Saya kira, penduduk negeri ini sudah umum menyebut dirinya orang Timur, dan orang Belanda digolongkan kepada bangsa Barat. Pada awalnya, kita dan mereka berada dalam dua dunia yang berbeda segala-galanya, sehingga tidak mungkin membicarakan kedua-duanya senafas.
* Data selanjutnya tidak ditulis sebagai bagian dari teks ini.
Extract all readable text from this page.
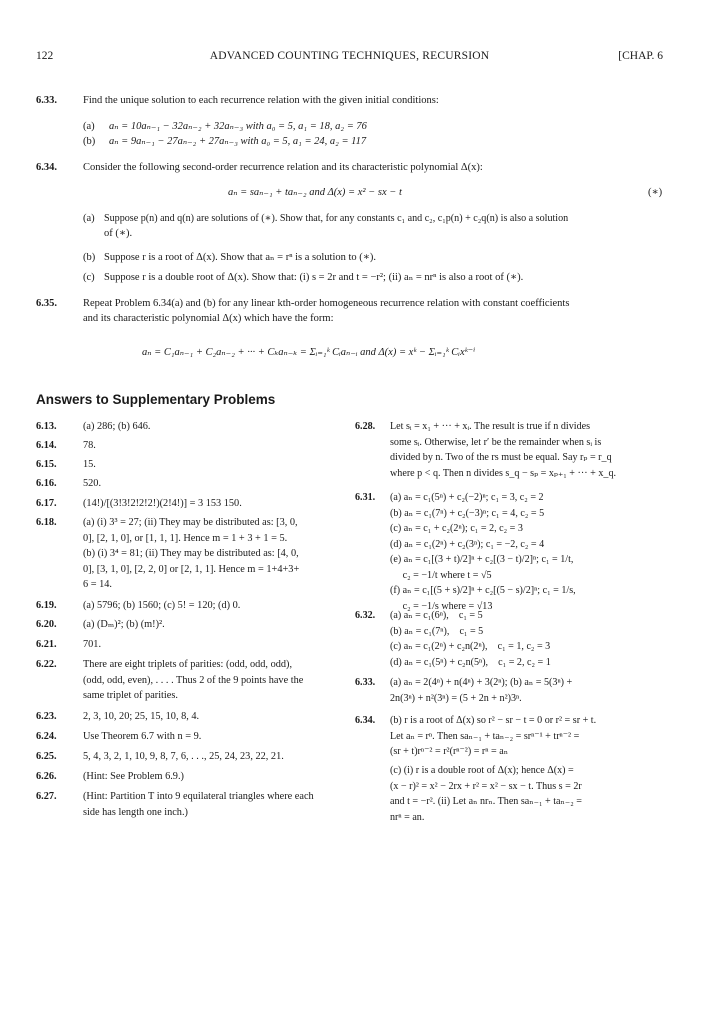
122	ADVANCED COUNTING TECHNIQUES, RECURSION	[CHAP. 6
6.33. Find the unique solution to each recurrence relation with the given initial conditions:
(a) aₙ = 10aₙ₋₁ − 32aₙ₋₂ + 32aₙ₋₃ with a₀ = 5, a₁ = 18, a₂ = 76
(b) aₙ = 9aₙ₋₁ − 27aₙ₋₂ + 27aₙ₋₃ with a₀ = 5, a₁ = 24, a₂ = 117
6.34. Consider the following second-order recurrence relation and its characteristic polynomial Δ(x):
aₙ = saₙ₋₁ + taₙ₋₂ and Δ(x) = x² − sx − t	(∗)
(a) Suppose p(n) and q(n) are solutions of (∗). Show that, for any constants c₁ and c₂, c₁p(n) + c₂q(n) is also a solution
of (∗).
(b) Suppose r is a root of Δ(x). Show that aₙ = rⁿ is a solution to (∗).
(c) Suppose r is a double root of Δ(x). Show that: (i) s = 2r and t = −r²; (ii) aₙ = nrⁿ is also a root of (∗).
6.35. Repeat Problem 6.34(a) and (b) for any linear kth-order homogeneous recurrence relation with constant coefficients
and its characteristic polynomial Δ(x) which have the form:
aₙ = C₁aₙ₋₁ + C₂aₙ₋₂ + ··· + Cₖaₙ₋ₖ = Σᵢ₌₁ᵏ Cᵢaₙ₋ᵢ and Δ(x) = xᵏ − Σᵢ₌₁ᵏ Cᵢxᵏ⁻ⁱ
Answers to Supplementary Problems
6.13.	(a) 286; (b) 646.
6.14.	78.
6.15.	15.
6.16.	520.
6.17.	(14!)/[(3!3!2!2!2!)(2!4!)] = 3 153 150.
6.18.	(a) (i) 3³ = 27; (ii) They may be distributed as: [3, 0,
0], [2, 1, 0], or [1, 1, 1]. Hence m = 1 + 3 + 1 = 5.
(b) (i) 3⁴ = 81; (ii) They may be distributed as: [4, 0,
0], [3, 1, 0], [2, 2, 0] or [2, 1, 1]. Hence m = 1+4+3+
6 = 14.
6.19.	(a) 5796; (b) 1560; (c) 5! = 120; (d) 0.
6.20.	(a) (Dₘ)²; (b) (m!)².
6.21.	701.
6.22.	There are eight triplets of parities: (odd, odd, odd),
(odd, odd, even), . . . . Thus 2 of the 9 points have the
same triplet of parities.
6.23.	2, 3, 10, 20; 25, 15, 10, 8, 4.
6.24.	Use Theorem 6.7 with n = 9.
6.25.	5, 4, 3, 2, 1, 10, 9, 8, 7, 6, . . ., 25, 24, 23, 22, 21.
6.26.	(Hint: See Problem 6.9.)
6.27.	(Hint: Partition T into 9 equilateral triangles where each
side has length one inch.)
6.28. Let sᵢ = x₁ + ··· + xᵢ. The result is true if n divides
some sᵢ. Otherwise, let r′ be the remainder when sᵢ is
divided by n. Two of the rs must be equal. Say rₚ = r_q
where p < q. Then n divides s_q − sₚ = xₚ₊₁ + ··· + x_q.
6.31. (a) aₙ = c₁(5ⁿ) + c₂(−2)ⁿ; c₁ = 3, c₂ = 2
(b) aₙ = c₁(7ⁿ) + c₂(−3)ⁿ; c₁ = 4, c₂ = 5
(c) aₙ = c₁ + c₂(2ⁿ); c₁ = 2, c₂ = 3
(d) aₙ = c₁(2ⁿ) + c₂(3ⁿ); c₁ = −2, c₂ = 4
(e) aₙ = c₁[(3 + t)/2]ⁿ + c₂[(3 − t)/2]ⁿ; c₁ = 1/t,
c₂ = −1/t where t = √5
(f) aₙ = c₁[(5 + s)/2]ⁿ + c₂[(5 − s)/2]ⁿ; c₁ = 1/s,
c₂ = −1/s where = √13
6.32. (a) aₙ = c₁(6ⁿ),    c₁ = 5
(b) aₙ = c₁(7ⁿ),    c₁ = 5
(c) aₙ = c₁(2ⁿ) + c₂n(2ⁿ),    c₁ = 1, c₂ = 3
(d) aₙ = c₁(5ⁿ) + c₂n(5ⁿ),    c₁ = 2, c₂ = 1
6.33. (a) aₙ = 2(4ⁿ) + n(4ⁿ) + 3(2ⁿ); (b) aₙ = 5(3ⁿ) +
2n(3ⁿ) + n²(3ⁿ) = (5 + 2n + n²)3ⁿ.
6.34. (b) r is a root of Δ(x) so r² − sr − t = 0 or r² = sr + t.
Let aₙ = rⁿ. Then saₙ₋₁ + taₙ₋₂ = srⁿ⁻¹ + trⁿ⁻² =
(sr + t)rⁿ⁻² = r²(rⁿ⁻²) = rⁿ = aₙ
(c) (i) r is a double root of Δ(x); hence Δ(x) =
(x − r)² = x² − 2rx + r² = x² − sx − t. Thus s = 2r
and t = −r². (ii) Let aₙ nrₙ. Then saₙ₋₁ + taₙ₋₂ =
nrⁿ = an.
Ada pernyataan yang telah menyejarah, yang terlontar oleh Hamengku Buwono IX ketika beliau dilantik oleh Gubernur Adam sebagai Sultan Yogyakarta (1940). Dalam nas sebagaimana terekam, . '. . . Al heb ik een uitgesproken Westerse opvoeding gehad, toch ben en blijf ik in de allereerste plaats Javaan . ..' (Meskipun saya telah mendapatkan pendidikan yang benar-benar Barat, saya ini Jawa, dan Jawa itulah pertama-tama.) (Atmakusumah, 1982). Dalam pendahuluan bukunya tentang kisah Diponegoro, Carey (2011) menyatakan hal serupa tetapi terbalik, tentu sekedar canda. Al ben ik oosters opgevoed, ik ben en blijf een Engelsman, dan ia tambahkan, betapa banyak yang tidak ia mengerti—meskipun isterinya priyayi Solo—dan mungkin bakal tidak akan mengerti [tentang hal yang menyangkut budaya dan masyarakat Jawa]. Saya tambahkan di sini pernyataan Rudyard Kipling (1865-1936), penulis Inggris terkenal, 'East is East, and West is West, and never the twin shall meet' (Timur, ya Timur, dan Barat, ya Barat, dua-duanya itu tak bakalan bertemu). Itu dulu, tetapi di masa mendatang Timur dan Barat menyatu! Apa yang akan terjadi dan apa penyebabnya? Dalam dunia yang baru dan tatanannya juga baru, orang tidak lagi berpikir seperti itu. Juga yang disebut 'nasionalisme' semestinya juga berbaju baru.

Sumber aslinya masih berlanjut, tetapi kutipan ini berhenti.